My smaller goal is to journal everyday. Writing keeps me in check and present. It allows me to record the thoughts, log the feelings, and unpack the emotions. Thank you so much for that question because it’s true and I decided journaling will be it after being made to ask myself what smaller goals do I have? Thanks for the words of encouragement. I really love this community. I feel selfish because I know I’m not always a major contributor but I get so much from this forum and its participants. I’m not really the AA type so TS is it for me. I question if I’d have made it this far without this app.

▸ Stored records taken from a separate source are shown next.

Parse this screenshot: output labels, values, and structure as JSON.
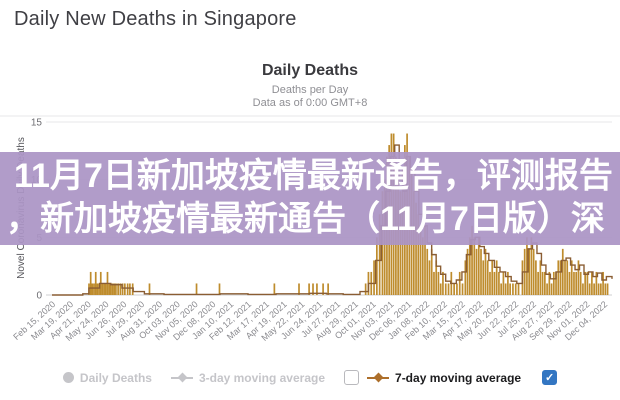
{
  "page": {
    "title": "Daily New Deaths in Singapore"
  },
  "overlay": {
    "line1": "11月7日新加坡疫情最新通告，评测报告",
    "line2": "，新加坡疫情最新通告（11月7日版）深",
    "bg_color": "#ab94c5",
    "text_color": "#ffffff"
  },
  "chart_data": {
    "type": "bar",
    "title": "Daily Deaths",
    "subtitle": "Deaths per Day",
    "data_as_of": "Data as of 0:00 GMT+8",
    "ylabel": "Novel Coronavirus Daily Deaths",
    "ylim": [
      0,
      15
    ],
    "yticks": [
      0,
      5,
      10,
      15
    ],
    "grid": true,
    "x_tick_labels": [
      "Feb 15, 2020",
      "Mar 19, 2020",
      "Apr 21, 2020",
      "May 24, 2020",
      "Jun 26, 2020",
      "Jul 29, 2020",
      "Aug 31, 2020",
      "Oct 03, 2020",
      "Nov 05, 2020",
      "Dec 08, 2020",
      "Jan 10, 2021",
      "Feb 12, 2021",
      "Mar 17, 2021",
      "Apr 19, 2021",
      "May 22, 2021",
      "Jun 24, 2021",
      "Jul 27, 2021",
      "Aug 29, 2021",
      "Oct 01, 2021",
      "Nov 03, 2021",
      "Dec 06, 2021",
      "Jan 08, 2022",
      "Feb 10, 2022",
      "Mar 15, 2022",
      "Apr 17, 2022",
      "May 20, 2022",
      "Jun 22, 2022",
      "Jul 25, 2022",
      "Aug 27, 2022",
      "Sep 29, 2022",
      "Nov 01, 2022",
      "Dec 04, 2022"
    ],
    "series": [
      {
        "name": "Daily Deaths",
        "type": "bar",
        "color": "#be8c2d",
        "points": [
          [
            0.066,
            1
          ],
          [
            0.069,
            2
          ],
          [
            0.072,
            1
          ],
          [
            0.075,
            1
          ],
          [
            0.078,
            2
          ],
          [
            0.081,
            1
          ],
          [
            0.084,
            1
          ],
          [
            0.087,
            2
          ],
          [
            0.09,
            1
          ],
          [
            0.093,
            1
          ],
          [
            0.096,
            1
          ],
          [
            0.099,
            2
          ],
          [
            0.102,
            1
          ],
          [
            0.105,
            1
          ],
          [
            0.108,
            1
          ],
          [
            0.111,
            1
          ],
          [
            0.114,
            1
          ],
          [
            0.118,
            1
          ],
          [
            0.122,
            1
          ],
          [
            0.126,
            1
          ],
          [
            0.13,
            1
          ],
          [
            0.135,
            1
          ],
          [
            0.139,
            1
          ],
          [
            0.144,
            1
          ],
          [
            0.174,
            1
          ],
          [
            0.258,
            1
          ],
          [
            0.299,
            1
          ],
          [
            0.397,
            1
          ],
          [
            0.441,
            1
          ],
          [
            0.459,
            1
          ],
          [
            0.466,
            1
          ],
          [
            0.473,
            1
          ],
          [
            0.484,
            1
          ],
          [
            0.493,
            1
          ],
          [
            0.56,
            1
          ],
          [
            0.565,
            2
          ],
          [
            0.57,
            2
          ],
          [
            0.575,
            3
          ],
          [
            0.58,
            5
          ],
          [
            0.585,
            7
          ],
          [
            0.59,
            9
          ],
          [
            0.594,
            10
          ],
          [
            0.598,
            12
          ],
          [
            0.602,
            13
          ],
          [
            0.606,
            14
          ],
          [
            0.61,
            14
          ],
          [
            0.614,
            12
          ],
          [
            0.618,
            10
          ],
          [
            0.622,
            9
          ],
          [
            0.626,
            11
          ],
          [
            0.63,
            13
          ],
          [
            0.634,
            14
          ],
          [
            0.638,
            12
          ],
          [
            0.642,
            11
          ],
          [
            0.646,
            9
          ],
          [
            0.65,
            8
          ],
          [
            0.654,
            7
          ],
          [
            0.658,
            6
          ],
          [
            0.662,
            5
          ],
          [
            0.666,
            6
          ],
          [
            0.67,
            4
          ],
          [
            0.674,
            3
          ],
          [
            0.678,
            4
          ],
          [
            0.682,
            2
          ],
          [
            0.686,
            3
          ],
          [
            0.69,
            2
          ],
          [
            0.694,
            1
          ],
          [
            0.698,
            2
          ],
          [
            0.703,
            1
          ],
          [
            0.708,
            1
          ],
          [
            0.713,
            2
          ],
          [
            0.718,
            1
          ],
          [
            0.723,
            1
          ],
          [
            0.728,
            2
          ],
          [
            0.733,
            1
          ],
          [
            0.738,
            3
          ],
          [
            0.742,
            4
          ],
          [
            0.746,
            5
          ],
          [
            0.75,
            6
          ],
          [
            0.754,
            5
          ],
          [
            0.758,
            4
          ],
          [
            0.762,
            5
          ],
          [
            0.766,
            4
          ],
          [
            0.77,
            3
          ],
          [
            0.774,
            4
          ],
          [
            0.778,
            3
          ],
          [
            0.782,
            2
          ],
          [
            0.786,
            3
          ],
          [
            0.79,
            2
          ],
          [
            0.794,
            3
          ],
          [
            0.798,
            2
          ],
          [
            0.802,
            1
          ],
          [
            0.806,
            2
          ],
          [
            0.81,
            1
          ],
          [
            0.814,
            2
          ],
          [
            0.818,
            1
          ],
          [
            0.823,
            1
          ],
          [
            0.828,
            1
          ],
          [
            0.833,
            1
          ],
          [
            0.84,
            3
          ],
          [
            0.844,
            4
          ],
          [
            0.848,
            5
          ],
          [
            0.852,
            4
          ],
          [
            0.856,
            5
          ],
          [
            0.86,
            4
          ],
          [
            0.864,
            3
          ],
          [
            0.868,
            2
          ],
          [
            0.872,
            3
          ],
          [
            0.876,
            2
          ],
          [
            0.88,
            2
          ],
          [
            0.884,
            1
          ],
          [
            0.888,
            2
          ],
          [
            0.892,
            1
          ],
          [
            0.896,
            2
          ],
          [
            0.9,
            2
          ],
          [
            0.904,
            3
          ],
          [
            0.908,
            3
          ],
          [
            0.912,
            4
          ],
          [
            0.916,
            3
          ],
          [
            0.92,
            3
          ],
          [
            0.924,
            2
          ],
          [
            0.928,
            3
          ],
          [
            0.932,
            2
          ],
          [
            0.936,
            2
          ],
          [
            0.94,
            3
          ],
          [
            0.944,
            2
          ],
          [
            0.948,
            1
          ],
          [
            0.952,
            2
          ],
          [
            0.956,
            2
          ],
          [
            0.96,
            1
          ],
          [
            0.964,
            2
          ],
          [
            0.968,
            1
          ],
          [
            0.972,
            2
          ],
          [
            0.976,
            1
          ],
          [
            0.98,
            1
          ],
          [
            0.984,
            2
          ],
          [
            0.988,
            1
          ],
          [
            0.992,
            1
          ]
        ]
      },
      {
        "name": "7-day moving average",
        "type": "step",
        "color": "#8a5d33",
        "points": [
          [
            0,
            0
          ],
          [
            0.055,
            0.1
          ],
          [
            0.066,
            0.6
          ],
          [
            0.085,
            1.0
          ],
          [
            0.105,
            0.9
          ],
          [
            0.125,
            0.6
          ],
          [
            0.145,
            0.3
          ],
          [
            0.165,
            0.1
          ],
          [
            0.2,
            0.05
          ],
          [
            0.3,
            0.1
          ],
          [
            0.35,
            0.05
          ],
          [
            0.4,
            0.1
          ],
          [
            0.46,
            0.15
          ],
          [
            0.49,
            0.1
          ],
          [
            0.52,
            0.05
          ],
          [
            0.55,
            0.3
          ],
          [
            0.565,
            1
          ],
          [
            0.578,
            3
          ],
          [
            0.588,
            6
          ],
          [
            0.596,
            9
          ],
          [
            0.604,
            12
          ],
          [
            0.612,
            13
          ],
          [
            0.62,
            10
          ],
          [
            0.627,
            9
          ],
          [
            0.633,
            12
          ],
          [
            0.64,
            11
          ],
          [
            0.648,
            9
          ],
          [
            0.655,
            7
          ],
          [
            0.662,
            6
          ],
          [
            0.67,
            4.5
          ],
          [
            0.678,
            3.5
          ],
          [
            0.686,
            2.5
          ],
          [
            0.694,
            1.8
          ],
          [
            0.703,
            1.2
          ],
          [
            0.712,
            1
          ],
          [
            0.722,
            1.3
          ],
          [
            0.732,
            2
          ],
          [
            0.74,
            3.5
          ],
          [
            0.748,
            4.8
          ],
          [
            0.756,
            5
          ],
          [
            0.764,
            4.2
          ],
          [
            0.772,
            3.6
          ],
          [
            0.78,
            3
          ],
          [
            0.79,
            2.4
          ],
          [
            0.8,
            2
          ],
          [
            0.81,
            1.6
          ],
          [
            0.82,
            1.2
          ],
          [
            0.83,
            1
          ],
          [
            0.84,
            2
          ],
          [
            0.85,
            4
          ],
          [
            0.858,
            4.5
          ],
          [
            0.866,
            3.6
          ],
          [
            0.874,
            2.6
          ],
          [
            0.882,
            1.8
          ],
          [
            0.89,
            1.4
          ],
          [
            0.9,
            2
          ],
          [
            0.91,
            3
          ],
          [
            0.918,
            3.2
          ],
          [
            0.926,
            2.6
          ],
          [
            0.934,
            2.2
          ],
          [
            0.942,
            2.6
          ],
          [
            0.95,
            1.8
          ],
          [
            0.958,
            2
          ],
          [
            0.966,
            1.6
          ],
          [
            0.974,
            1.9
          ],
          [
            0.982,
            1.3
          ],
          [
            0.99,
            1.6
          ],
          [
            1.0,
            1.4
          ]
        ]
      }
    ],
    "legend": {
      "position": "bottom",
      "items": [
        {
          "label": "Daily Deaths",
          "marker": "circle",
          "color": "#c5c5c9",
          "state": "disabled"
        },
        {
          "label": "3-day moving average",
          "marker": "line-diamond",
          "color": "#c5c5c9",
          "state": "disabled"
        },
        {
          "label": "7-day moving average",
          "marker": "line-diamond",
          "color": "#ad6f2b",
          "state": "active"
        }
      ],
      "checkbox_unchecked": {
        "checked": false
      },
      "checkbox_checked": {
        "checked": true,
        "color": "#3376c2",
        "check_glyph": "✓"
      }
    }
  }
}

Edit: Reading!!! Reading is also another goal. Reading atleast 1 book a week to replace television.
I know exactly how you feel @Desire2ChangeToday. Deactivating FB will help your mental status. I’ve missed your daily check ins. I haven’t checked in every day myself but I do read them all. I miss seeing your beautiful face on the selfie thread too. Hang in there girl. Sending you big hugs.
Congrats on 3 weeks @Dolse71. You changed your avatar and I can’t find your check in but I do recall you were at 20 days yesterday. I’m so fucking proud of how quickly you bounced back. Love you!!
Definitely words of wisdom Paul, thank you.
Speaking for myself, after 963 days embracing sobriety and soul-searching, ego crushing, pride deflating 12-step work with my sponsor. Like a butterfly emerging from its cocoon, I am beginning to love life and myself.
I now realized when the pain of change became less than the pain of staying the same, then and only then did I make the decision to embrace sobriety.
Looking back now, let me tell you, I am astonished the amount of emotional and physical pain that I endure and put myself through before I reached that turning point in my alcoholism. The day my turning point came was September 27th 2017.
Day 173. Sticking with it. I felt tired and sluggish today. But now when I feel that way, I know it’s not my own stupid fault for drinking the day before. It’s a big psychological relief, not to have to worry or feel guilty about drinking. I can focus all my worrying time on other things.
Been an absolute moody shouty cow for few days,.have to get back to regular discipline of meditation but I’m pretty shite at sticking to anything that’s good for me…my breathing has been quite shallow aswell obvs why I need to get back to Wim Hof…lack of oxygen=lack of peace…
I did a HUGE food shop today,I decided to try a different supermarket and it was,I have to say,the most amazing and relaxing food shop EVER…hardly anyone in shop and they play lovely music like I heard Elvis Presley today!.. probably why I spent 3x more than usual but f##k it … I’m not spending it on petrol for work,and lack of nice food in the house is a massive trigger… Supermarket was Morrisons …I’m converted.
Day 299. Finally told my s/o what’s been bothering me. Went great #sarcasm. I think things are calming down now though. Smashed my workout, did some cleaning, ate ENTIRELY too much for dinner (today was my blowout before I put the hammer down), emailed and broke up with my gym…just living the dream over here.
Do you really need any other friends?? You could find some but they would never be as cool as us. … or love you like we do! Dont let that get you down. I am in the same boat. People suck sometimes.
I’m with you. Where I live normally this weekend is a massive yard sale… I look forward to it all year as you get such good deals. Oh well. Better safe I guess.
The farm sounds awesome.
I am feeling emotionally better for the 1st time since March.
I was on and off with relapses but I am doing OK again.
I slept good for the first night in months.
I really love the support of this group. @aircircle@crystalclear you have been such positive rays of sunshine to me.
Feeling like I can do this thing called life…sober.
Day 51 check in!! Havent checked in in a while… I had 300 check ins to read through and that took me a while. I wanted to comment on so many of them but by the time I got all the way down here I cant even remember my own screen name. My memory sucks. But its getting better.
Happy 5th birthday to your son @Mtrav0040
And I hope you are feeling better @Girlinterrupted … battling depression for me has been a journey not a destination… hang in there it gets better with each sober day. @Desire2ChangeToday 1 book a week!! Thats amazing. My goal is 2 books a month and I still struggle immensely. You are doing great!